Le Gatinois Shakti Ramsurrun est en attente de son procès pour triple meurtre depuis 2012.

Un présumé meurtrier veut faire cesser les procédures

En attente de son procès pour triple meurtre depuis 2012, un Gatinois originaire de l'Île Maurice veut faire cesser toutes les procédures entamées contre lui pour délais déraisonnables.
L'avocat de Shakti Ramsurrun, Me Richard Dubé, veut faire valoir les nouvelles exigences de l'arrêt Jordan forçant les tribunaux à donner une date de procès dans les 18 mois à la Cour du Québec, et de 30 mois à la Cour supérieure.
Le procès devant jury pour les meurtres de son ex-conjointe Anne-Katherine Powers, de la mère de celle-ci, Louise Leboeuf, et de son beau-père, Claude Lévesque, doit avoir lieu en avril à la Cour supérieure.
Les meurtres ont été commis le 24 mai 2012, dans le secteur Aylmer.
« C'est un problème systématique de manque de ressources dans le district judiciaire de l'Outaouais », explique Me Dubé.
L'avocat évoque le manque de juges, et de salles pouvant accueillir des jurés.
« Cinq ans sans procès, c'est très long », commente l'avocat.
Le procureur du prévenu donne l'exemple de l'ex-militaire Adam Picard, un homme de 33 ans accusé de meurtre en 2012, et libéré à Ottawa en novembre dernier.
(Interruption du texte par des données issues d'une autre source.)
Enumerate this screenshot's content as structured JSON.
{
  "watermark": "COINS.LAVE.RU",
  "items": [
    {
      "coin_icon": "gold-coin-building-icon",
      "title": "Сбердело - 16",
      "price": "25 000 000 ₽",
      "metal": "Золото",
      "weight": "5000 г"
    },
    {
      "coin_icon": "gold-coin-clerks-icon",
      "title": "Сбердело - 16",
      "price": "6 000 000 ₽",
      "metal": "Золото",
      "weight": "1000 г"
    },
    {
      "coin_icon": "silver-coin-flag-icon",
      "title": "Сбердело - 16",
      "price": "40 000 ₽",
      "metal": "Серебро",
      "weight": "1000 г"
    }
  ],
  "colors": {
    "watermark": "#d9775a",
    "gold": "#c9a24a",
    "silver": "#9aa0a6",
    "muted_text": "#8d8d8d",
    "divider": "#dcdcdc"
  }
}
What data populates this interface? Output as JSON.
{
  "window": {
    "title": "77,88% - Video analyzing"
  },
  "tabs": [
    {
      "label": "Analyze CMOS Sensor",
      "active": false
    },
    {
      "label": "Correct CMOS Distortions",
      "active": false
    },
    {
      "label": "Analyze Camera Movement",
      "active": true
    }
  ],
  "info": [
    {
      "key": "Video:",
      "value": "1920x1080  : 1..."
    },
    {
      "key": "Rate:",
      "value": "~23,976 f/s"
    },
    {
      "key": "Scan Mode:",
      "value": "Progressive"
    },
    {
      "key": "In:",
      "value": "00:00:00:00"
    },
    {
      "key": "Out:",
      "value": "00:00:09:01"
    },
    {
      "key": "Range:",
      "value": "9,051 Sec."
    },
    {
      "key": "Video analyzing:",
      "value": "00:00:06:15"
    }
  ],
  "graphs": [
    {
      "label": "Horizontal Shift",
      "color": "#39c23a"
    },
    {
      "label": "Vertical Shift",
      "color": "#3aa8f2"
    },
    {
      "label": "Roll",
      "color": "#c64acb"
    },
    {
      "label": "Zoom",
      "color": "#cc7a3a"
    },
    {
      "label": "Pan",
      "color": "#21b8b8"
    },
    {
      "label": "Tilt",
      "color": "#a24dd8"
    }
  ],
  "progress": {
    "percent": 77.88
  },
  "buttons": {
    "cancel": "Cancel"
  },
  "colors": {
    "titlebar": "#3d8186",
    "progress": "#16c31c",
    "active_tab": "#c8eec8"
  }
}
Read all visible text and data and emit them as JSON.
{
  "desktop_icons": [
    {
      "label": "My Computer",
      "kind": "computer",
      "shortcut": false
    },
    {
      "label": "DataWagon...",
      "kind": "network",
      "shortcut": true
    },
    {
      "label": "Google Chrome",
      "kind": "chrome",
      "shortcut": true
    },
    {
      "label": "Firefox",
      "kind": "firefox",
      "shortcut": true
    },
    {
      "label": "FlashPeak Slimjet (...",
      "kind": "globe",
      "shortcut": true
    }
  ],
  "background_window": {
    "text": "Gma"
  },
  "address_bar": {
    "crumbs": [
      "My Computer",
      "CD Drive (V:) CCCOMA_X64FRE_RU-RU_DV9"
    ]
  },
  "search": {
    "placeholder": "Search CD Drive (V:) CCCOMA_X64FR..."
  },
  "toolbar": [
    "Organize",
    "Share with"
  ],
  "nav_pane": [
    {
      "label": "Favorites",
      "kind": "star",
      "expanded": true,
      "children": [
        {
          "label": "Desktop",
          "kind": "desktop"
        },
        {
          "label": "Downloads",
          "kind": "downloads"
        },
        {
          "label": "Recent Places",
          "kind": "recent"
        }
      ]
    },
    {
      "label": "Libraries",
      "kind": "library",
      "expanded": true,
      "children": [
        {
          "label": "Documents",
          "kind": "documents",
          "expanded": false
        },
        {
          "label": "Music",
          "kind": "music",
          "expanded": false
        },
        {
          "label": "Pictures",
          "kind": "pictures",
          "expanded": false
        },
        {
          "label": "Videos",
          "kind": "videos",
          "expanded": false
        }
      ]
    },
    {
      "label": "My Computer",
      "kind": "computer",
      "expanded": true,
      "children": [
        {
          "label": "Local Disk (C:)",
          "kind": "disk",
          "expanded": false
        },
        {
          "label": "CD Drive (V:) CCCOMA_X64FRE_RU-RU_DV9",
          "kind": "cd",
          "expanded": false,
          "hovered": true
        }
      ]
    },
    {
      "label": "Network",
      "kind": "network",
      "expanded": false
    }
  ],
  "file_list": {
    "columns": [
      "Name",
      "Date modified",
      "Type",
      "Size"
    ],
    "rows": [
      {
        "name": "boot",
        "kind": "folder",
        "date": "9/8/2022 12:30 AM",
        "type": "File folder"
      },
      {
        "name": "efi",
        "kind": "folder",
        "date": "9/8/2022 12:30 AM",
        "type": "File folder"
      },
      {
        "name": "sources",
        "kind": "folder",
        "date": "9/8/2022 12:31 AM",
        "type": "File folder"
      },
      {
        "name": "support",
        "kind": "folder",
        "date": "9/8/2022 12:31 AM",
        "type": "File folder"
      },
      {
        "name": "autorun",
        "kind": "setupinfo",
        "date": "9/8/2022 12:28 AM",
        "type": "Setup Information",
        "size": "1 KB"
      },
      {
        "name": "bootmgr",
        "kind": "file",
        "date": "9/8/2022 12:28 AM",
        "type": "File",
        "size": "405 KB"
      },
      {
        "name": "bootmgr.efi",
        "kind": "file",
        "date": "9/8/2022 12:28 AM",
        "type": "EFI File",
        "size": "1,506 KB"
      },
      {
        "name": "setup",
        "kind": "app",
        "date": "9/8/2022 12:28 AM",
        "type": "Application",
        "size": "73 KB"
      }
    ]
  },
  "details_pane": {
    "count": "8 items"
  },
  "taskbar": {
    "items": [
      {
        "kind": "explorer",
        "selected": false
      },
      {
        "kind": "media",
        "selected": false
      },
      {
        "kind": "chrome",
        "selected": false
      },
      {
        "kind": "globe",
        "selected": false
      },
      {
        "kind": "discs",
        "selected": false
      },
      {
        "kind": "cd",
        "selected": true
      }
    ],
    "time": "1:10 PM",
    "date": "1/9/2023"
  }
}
L'avocat de l'accusé, Me Lawrence Greenspon, avait fait valoir ces nouvelles règles de la Cour suprême. Les quatre années passées en détention préventive ont valu à son client d'être libéré pour délais déraisonnables. 
Un bébé
Shakti Ramsurrun aurait tué ses victimes dans la résidence familiale, où il habitait aussi. Il aurait utilisé une arme blanche. Après les faits, le jeune homme s'était arrêté au club de golf Rivermead, là où il travaillait. 
La couple a eu un enfant, qui avait 15 mois au moment des faits. Ce dernier n'avait pas été blessé. Le père avait le bébé avec lui lors de son arrestation.